Activation and migration characteristics of intestinal dendritic cell subsets
Abstract
The intestine is continuously challenged to generate protective immunity against harmful antigens, such as pathogens, and tolerance against harmless materials, such as food. Dendritic cells (DCs) are key regulators of innate and adaptive immune responses and play important roles in the generation of immunity to intestinal antigens. DCs acquire antigen in the periphery and migrate to draining lymph nodes where they prime immune responses. Different DC subsets differ in their capacity to induce distinct immune responses and this is thought to be in part due to differential expression of pattern recognition receptors (PRRs).
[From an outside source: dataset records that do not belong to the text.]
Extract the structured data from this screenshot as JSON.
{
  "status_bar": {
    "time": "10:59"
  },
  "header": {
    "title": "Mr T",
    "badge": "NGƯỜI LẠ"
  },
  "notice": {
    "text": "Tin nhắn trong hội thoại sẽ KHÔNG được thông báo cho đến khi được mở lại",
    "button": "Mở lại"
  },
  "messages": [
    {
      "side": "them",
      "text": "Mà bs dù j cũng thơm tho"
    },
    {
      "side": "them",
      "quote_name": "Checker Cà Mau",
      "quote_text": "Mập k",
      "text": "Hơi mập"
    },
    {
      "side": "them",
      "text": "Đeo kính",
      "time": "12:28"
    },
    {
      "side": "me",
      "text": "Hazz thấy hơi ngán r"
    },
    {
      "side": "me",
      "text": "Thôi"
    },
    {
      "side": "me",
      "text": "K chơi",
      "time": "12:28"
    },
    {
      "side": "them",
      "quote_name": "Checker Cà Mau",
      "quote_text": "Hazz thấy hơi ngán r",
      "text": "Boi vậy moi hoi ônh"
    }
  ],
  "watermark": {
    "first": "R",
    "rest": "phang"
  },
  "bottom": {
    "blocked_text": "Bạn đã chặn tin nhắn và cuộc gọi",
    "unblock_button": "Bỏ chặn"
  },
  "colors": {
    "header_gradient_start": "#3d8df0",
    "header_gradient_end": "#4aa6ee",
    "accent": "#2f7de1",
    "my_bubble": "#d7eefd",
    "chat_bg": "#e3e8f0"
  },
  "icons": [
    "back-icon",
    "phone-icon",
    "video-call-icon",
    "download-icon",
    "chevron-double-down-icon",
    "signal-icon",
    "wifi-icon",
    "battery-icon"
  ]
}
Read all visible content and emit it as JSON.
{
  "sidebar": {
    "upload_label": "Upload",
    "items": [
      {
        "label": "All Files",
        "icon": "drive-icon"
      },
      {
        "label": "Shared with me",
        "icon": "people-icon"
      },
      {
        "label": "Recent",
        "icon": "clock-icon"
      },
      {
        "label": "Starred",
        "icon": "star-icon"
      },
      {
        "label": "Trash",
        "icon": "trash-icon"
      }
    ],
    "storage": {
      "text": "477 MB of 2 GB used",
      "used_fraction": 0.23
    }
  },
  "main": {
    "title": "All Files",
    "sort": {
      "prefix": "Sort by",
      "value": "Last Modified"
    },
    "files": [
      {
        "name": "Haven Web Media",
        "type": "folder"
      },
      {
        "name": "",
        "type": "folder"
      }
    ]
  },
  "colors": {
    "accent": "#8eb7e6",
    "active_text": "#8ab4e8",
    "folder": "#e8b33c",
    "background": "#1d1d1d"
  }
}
Targeting specific DC subsets has been exploited in vaccination strategies in order to develop more efficient, targeted therapies. However, little is known about the specific requirements for activation and migration of different DC subsets. Herein, we hypothesized that distinct intestinal DC subsets differ in their migratory patterns following stimulation with poly(I:C), a synthetic analog of dsRNA signaling through TLR3. Although TLR3 is highly expressed in cDC1, poly(I:C) induced migration of cDC1 and cDC2 equally in a cell-extrinsic, TLR3 dependent manner. TLR3 activation by poly(I:C) induced early expression of pro-inflammatory cytokines, including type I IFNs, TNF-α and IL-1β. By using different genetic mouse models, we found that TNF-α was required for migration of both cDC1 and cDC2 in response to poly(I:C). However, we also detected a previously unrecognized role for intrinsic type I IFN signaling in cDC1 but not cDC2 activation and migration in response to poly(I:C). Stimulation with R848, a TLR7 ligand, showed similar results, suggesting type I IFN as a signal required for activation and migration of cDC1 in response to different TLR ligands. In contrast, IL-1β signaling was dispensable for migration. In addition, we found that pDCs were not required as a cellular source for type I IFN and TNF-α in the context of poly(I:C) injection. Preliminary studies suggest a role for macrophages instead, but future experiments are needed to confirm these facts. Collectively, these findings suggest distinct requirements for migration of DC subsets in response to poly(I:C). Future experiments assessing the functionality of cis vs trans-activated DCs will elucidate whether the observed differences on DC subset migration translate into different immune responses.